Hayır, kesinlikle hayır. Yan Heqing'e tahammülsüzlük hissettirmeye değmezdi o.
Bu doğru, Yan Heqing onu hiç umursamıyordu bile. Xiao Yuan ona teslim olurken dahi, Yan Heqing onu görmeye zahmet bile etmemişti.
Xiao Yuan'ın dudaklarının köşesi acı bir gülümsemeyle kalktı.
Ne bekliyordu ki? Sırf eski etkileşimleri yüzünden Yan Heqing'in ona karşı nazik davranmasını mı bekliyordu? Belki de yaptığı şey Yan Heqing için hiç de kayda değer değildi. Kuzey Krallığı'nın Yan Heqing'i orada kaldığı süre boyunca ne kadar aşağıladığını da biliyordu. Yan Heqing'in kalbinde nefret vardı, başka şeyleri nasıl düşünebilirdi?
Yan Heqing'e önceki hayatını başından sonuna kadar anlatmış olsa da Yan Heqing'in kalbinde o hâlâ Kuzey Krallığı'nın genç imparatoruydu; kendisini yok eden ülkenin hükümdarı, onu yakalayan ve erkek bir cariye olarak hapsetmek isteyen ülkenin hükümdarı. Yan Heqing'in münzevi karakterine göre, belki de daha önce ona gösterdiği yakınlık sadece kendi hayatını kurtarmak için bir kılık değiştirmeydi. Belki de Yan Heqing ondan her zaman en az orijinali kadar nefret etmişti.
Xiao Yuan'ın düşünceleri, önünde duran atın toynaklarının sesiyle kesildi. General yardımcısı, Xue Yan ile birkaç kelime fısıldaştıktan sonra atını ileri sürdü ve aniden Xiao Yuan'ın donmuş ellerini kırbaçladı.
Anında imparatorluk mührü, harita ve bir miktar kan karların üzerine dağıldı. Kan karla karışarak onu parlak kırmızıya boyarken, Xiao Yuan boğazındaki hıçkırıkları yutmaya çalışarak sertçe nefes aldı.

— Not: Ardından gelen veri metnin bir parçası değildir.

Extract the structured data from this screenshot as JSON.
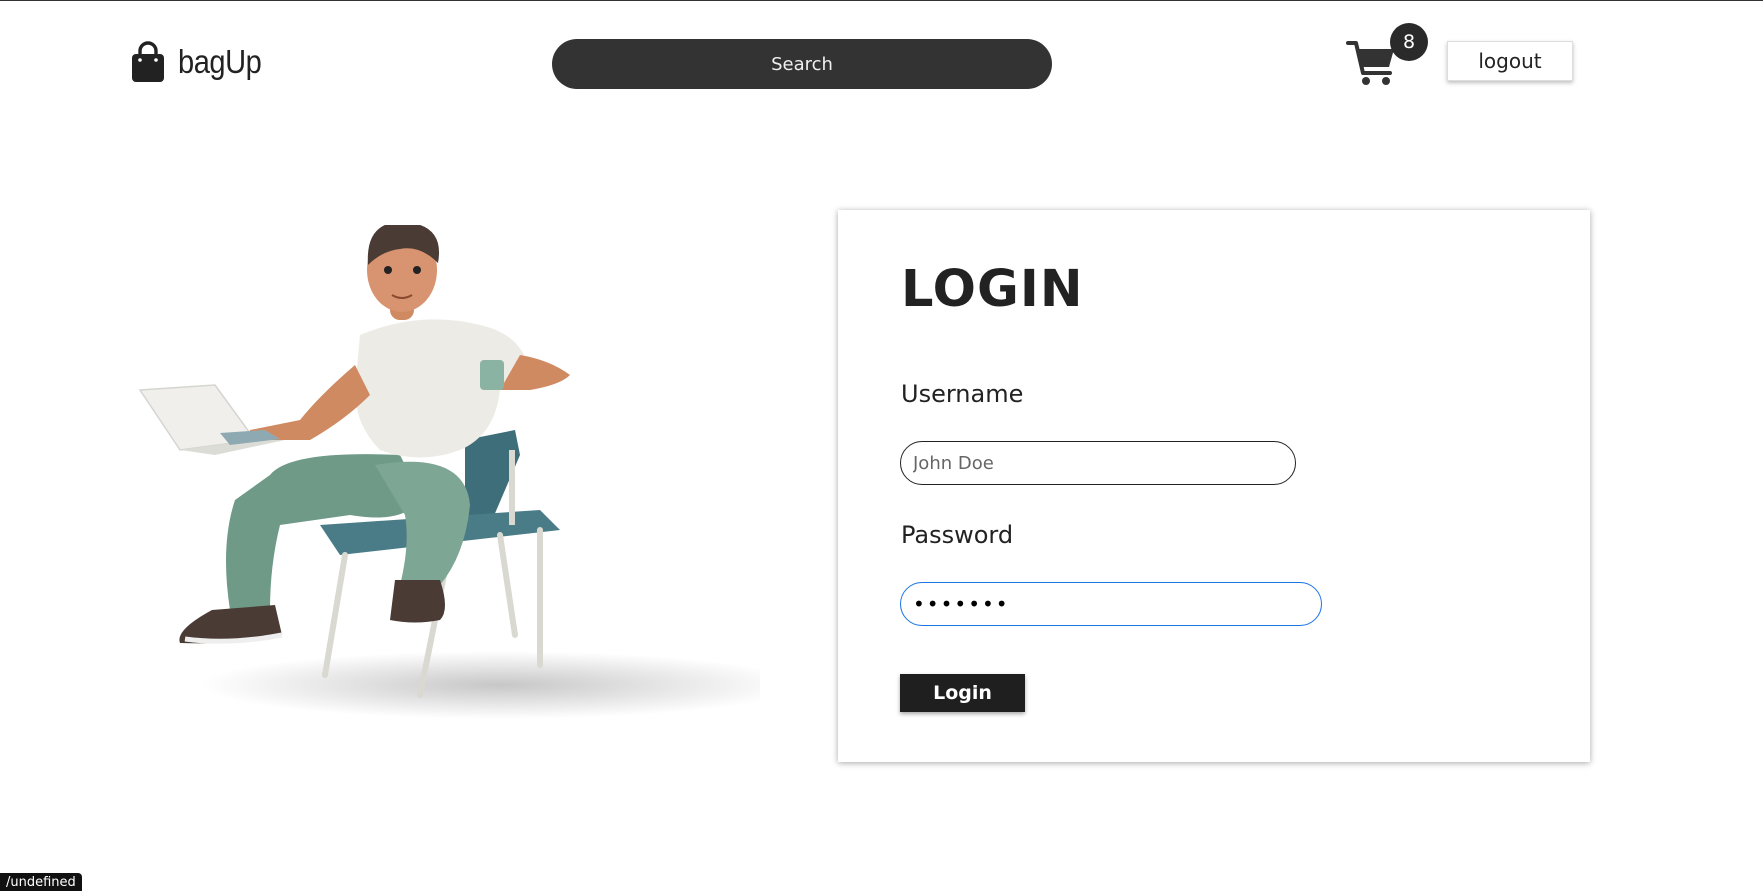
{
  "header": {
    "brand": "bagUp",
    "brand_icon": "shopping-bag-icon",
    "search_placeholder": "Search",
    "cart_icon": "shopping-cart-icon",
    "cart_count": "8",
    "logout_label": "logout"
  },
  "login": {
    "title": "LOGIN",
    "username_label": "Username",
    "username_placeholder": "John Doe",
    "password_label": "Password",
    "password_value": "•••••••",
    "submit_label": "Login"
  },
  "status": {
    "tooltip": "/undefined"
  },
  "colors": {
    "dark": "#333333",
    "badge": "#2a2a2a",
    "button": "#1f1f1f",
    "focus_border": "#1a73e8"
  }
}
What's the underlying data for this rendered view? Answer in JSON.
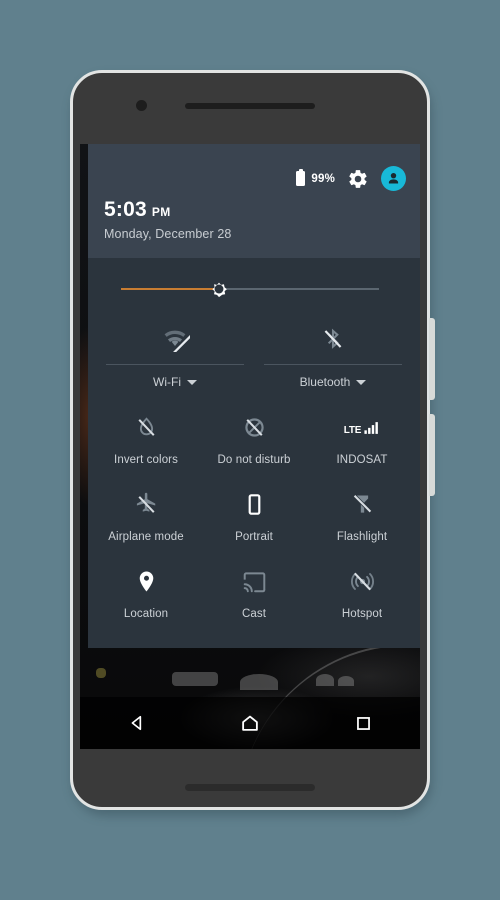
{
  "theme": {
    "page_background": "#60808d",
    "phone_body": "#3a3a3a",
    "phone_outline": "#e2e4e3",
    "panel_background": "#2b343d",
    "panel_header_background": "#3a4450",
    "accent_slider": "#c87d32",
    "avatar_background": "#18b9d8",
    "icon_active": "#ffffff",
    "icon_inactive": "#7c8892",
    "label_color": "#ccd1d6"
  },
  "status_bar": {
    "battery_icon": "battery-full-icon",
    "battery_percent": "99%",
    "settings_icon": "gear-icon",
    "user_icon": "user-avatar-icon"
  },
  "clock": {
    "time": "5:03",
    "meridiem": "PM",
    "date": "Monday, December 28"
  },
  "brightness": {
    "icon": "brightness-sun-icon",
    "value_percent": 38,
    "track_color": "#5b6670",
    "fill_color": "#c87d32"
  },
  "dual_tiles": [
    {
      "label": "Wi-Fi",
      "icon": "wifi-off-icon",
      "state": "off",
      "has_caret": true
    },
    {
      "label": "Bluetooth",
      "icon": "bluetooth-off-icon",
      "state": "off",
      "has_caret": true
    }
  ],
  "tiles": [
    {
      "label": "Invert colors",
      "icon": "invert-colors-off-icon",
      "state": "off"
    },
    {
      "label": "Do not disturb",
      "icon": "do-not-disturb-off-icon",
      "state": "off"
    },
    {
      "label": "INDOSAT",
      "icon": "cellular-lte-signal-icon",
      "state": "on",
      "network_type": "LTE",
      "signal_bars": 4
    },
    {
      "label": "Airplane mode",
      "icon": "airplane-off-icon",
      "state": "off"
    },
    {
      "label": "Portrait",
      "icon": "screen-rotation-portrait-icon",
      "state": "on"
    },
    {
      "label": "Flashlight",
      "icon": "flashlight-off-icon",
      "state": "off"
    },
    {
      "label": "Location",
      "icon": "location-pin-icon",
      "state": "on"
    },
    {
      "label": "Cast",
      "icon": "cast-icon",
      "state": "off"
    },
    {
      "label": "Hotspot",
      "icon": "hotspot-off-icon",
      "state": "off"
    }
  ],
  "navbar": [
    {
      "name": "back",
      "icon": "back-triangle-icon"
    },
    {
      "name": "home",
      "icon": "home-icon"
    },
    {
      "name": "recents",
      "icon": "recents-square-icon"
    }
  ],
  "device": {
    "front_camera": "camera-dot",
    "earpiece": "speaker-grille",
    "power_button": "power-button",
    "volume_button": "volume-button"
  }
}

Xiao Yuan'ın yalan söylemediğini gören general yardımcısı atından inerek haritayı ve imparatorluk mührünü alıp Xue Yan'a uzattı. “General Xue, bunlarda bir sorun olmadığını teyit ettim.”

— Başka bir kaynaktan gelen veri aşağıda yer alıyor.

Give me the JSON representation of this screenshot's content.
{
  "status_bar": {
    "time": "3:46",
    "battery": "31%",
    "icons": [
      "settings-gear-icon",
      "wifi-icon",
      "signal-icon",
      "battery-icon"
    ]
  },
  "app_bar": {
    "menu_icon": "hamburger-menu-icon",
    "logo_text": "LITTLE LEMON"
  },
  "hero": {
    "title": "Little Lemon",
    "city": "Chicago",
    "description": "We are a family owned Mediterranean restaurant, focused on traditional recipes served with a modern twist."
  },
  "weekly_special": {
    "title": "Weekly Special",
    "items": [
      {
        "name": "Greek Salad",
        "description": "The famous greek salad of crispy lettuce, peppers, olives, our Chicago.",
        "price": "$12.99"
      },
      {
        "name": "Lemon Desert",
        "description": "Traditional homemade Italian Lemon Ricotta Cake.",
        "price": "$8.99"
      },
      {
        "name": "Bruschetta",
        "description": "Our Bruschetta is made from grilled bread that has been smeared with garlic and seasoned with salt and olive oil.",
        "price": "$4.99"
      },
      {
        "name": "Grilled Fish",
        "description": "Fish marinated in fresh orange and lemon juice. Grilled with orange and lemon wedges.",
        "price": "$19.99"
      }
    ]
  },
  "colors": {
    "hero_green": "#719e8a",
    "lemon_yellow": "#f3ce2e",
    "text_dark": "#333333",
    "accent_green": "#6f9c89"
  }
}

Xue Yan soğuk gözlerle Xiao Yuan'a baktı. General yardımcısına başıyla işaret etti ve ardından orduyu başkente doğru yönlendirdi.
Xiao Yuan, Güney Yan Krallığı'nın süvari hattının arkasından takip etti. Elleri dizginlerle bir ata bağlanmıştı. Kuzey Krallığı'nın başkentine doğru yarı sürükleniyor, yarı yürüyordu.

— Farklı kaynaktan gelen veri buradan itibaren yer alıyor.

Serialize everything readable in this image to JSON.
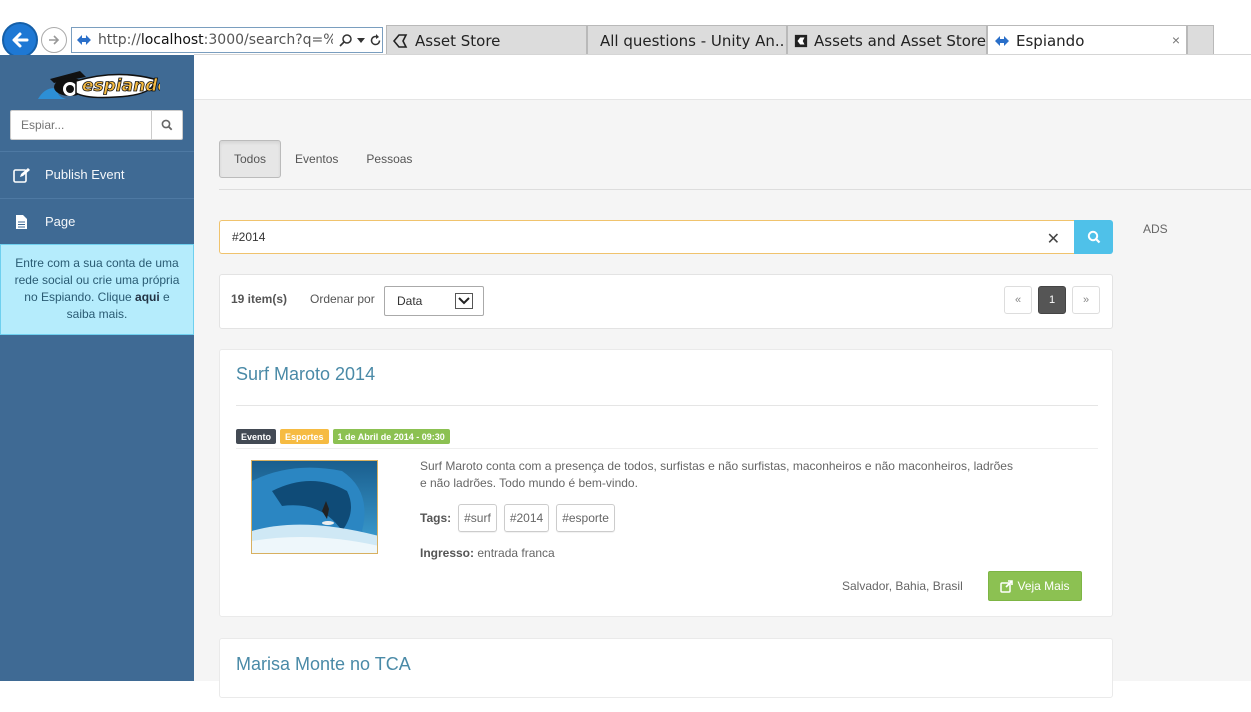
{
  "browser": {
    "url_prefix": "http://",
    "url_host": "localhost",
    "url_rest": ":3000/search?q=%",
    "tabs": [
      {
        "label": "Asset Store"
      },
      {
        "label": "All questions - Unity An..."
      },
      {
        "label": "Assets and Asset Store"
      },
      {
        "label": "Espiando",
        "close": "×"
      }
    ]
  },
  "sidebar": {
    "logo_text": "espiando",
    "search_placeholder": "Espiar...",
    "items": [
      {
        "label": "Publish Event",
        "icon": "edit-icon"
      },
      {
        "label": "Page",
        "icon": "file-icon"
      }
    ],
    "login": {
      "text_before": "Entre com a sua conta de uma rede social ou crie uma própria no Espiando. Clique ",
      "bold": "aqui",
      "text_after": " e saiba mais."
    }
  },
  "filters": {
    "tabs": [
      {
        "label": "Todos",
        "active": true
      },
      {
        "label": "Eventos"
      },
      {
        "label": "Pessoas"
      }
    ]
  },
  "search": {
    "value": "#2014",
    "clear": "✕"
  },
  "ads_label": "ADS",
  "results": {
    "count": "19 item(s)",
    "sort_label": "Ordenar por",
    "sort_value": "Data",
    "pager": {
      "prev": "«",
      "current": "1",
      "next": "»"
    }
  },
  "cards": [
    {
      "title": "Surf Maroto 2014",
      "badges": [
        {
          "label": "Evento",
          "color": "#434a54"
        },
        {
          "label": "Esportes",
          "color": "#f6bb42"
        },
        {
          "label": "1 de Abril de 2014 - 09:30",
          "color": "#8cc152"
        }
      ],
      "description": "Surf Maroto conta com a presença de todos, surfistas e não surfistas, maconheiros e não maconheiros, ladrões e não ladrões. Todo mundo é bem-vindo.",
      "tags_label": "Tags:",
      "tags": [
        "#surf",
        "#2014",
        "#esporte"
      ],
      "entry_label": "Ingresso:",
      "entry_value": " entrada franca",
      "location": "Salvador, Bahia, Brasil",
      "more_label": "Veja Mais"
    },
    {
      "title": "Marisa Monte no TCA"
    }
  ],
  "colors": {
    "sidebar": "#3f6a94",
    "accent_blue": "#4fc1e9",
    "title": "#4a8aa7",
    "green": "#8cc152"
  }
}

Soğuk Xiao Yuan'ın kaslarını ve kemiklerini istila etti. Gözleri bulanıklaştı. Atın hızına ayak uyduramayacak kadar zayıf ve bitkin düşmüştü. Sürüklenirken sendeledi, dizginlerin sürtünmesi nedeniyle bilekleri kanadı.
Güney Yan Krallığı'nın ordusu, Kuzey Krallığı'nın başkentine güçlü bir şekilde ayak basarak bu ülkenin uzun tarihinin tamamen yok edileceğini ilan etti.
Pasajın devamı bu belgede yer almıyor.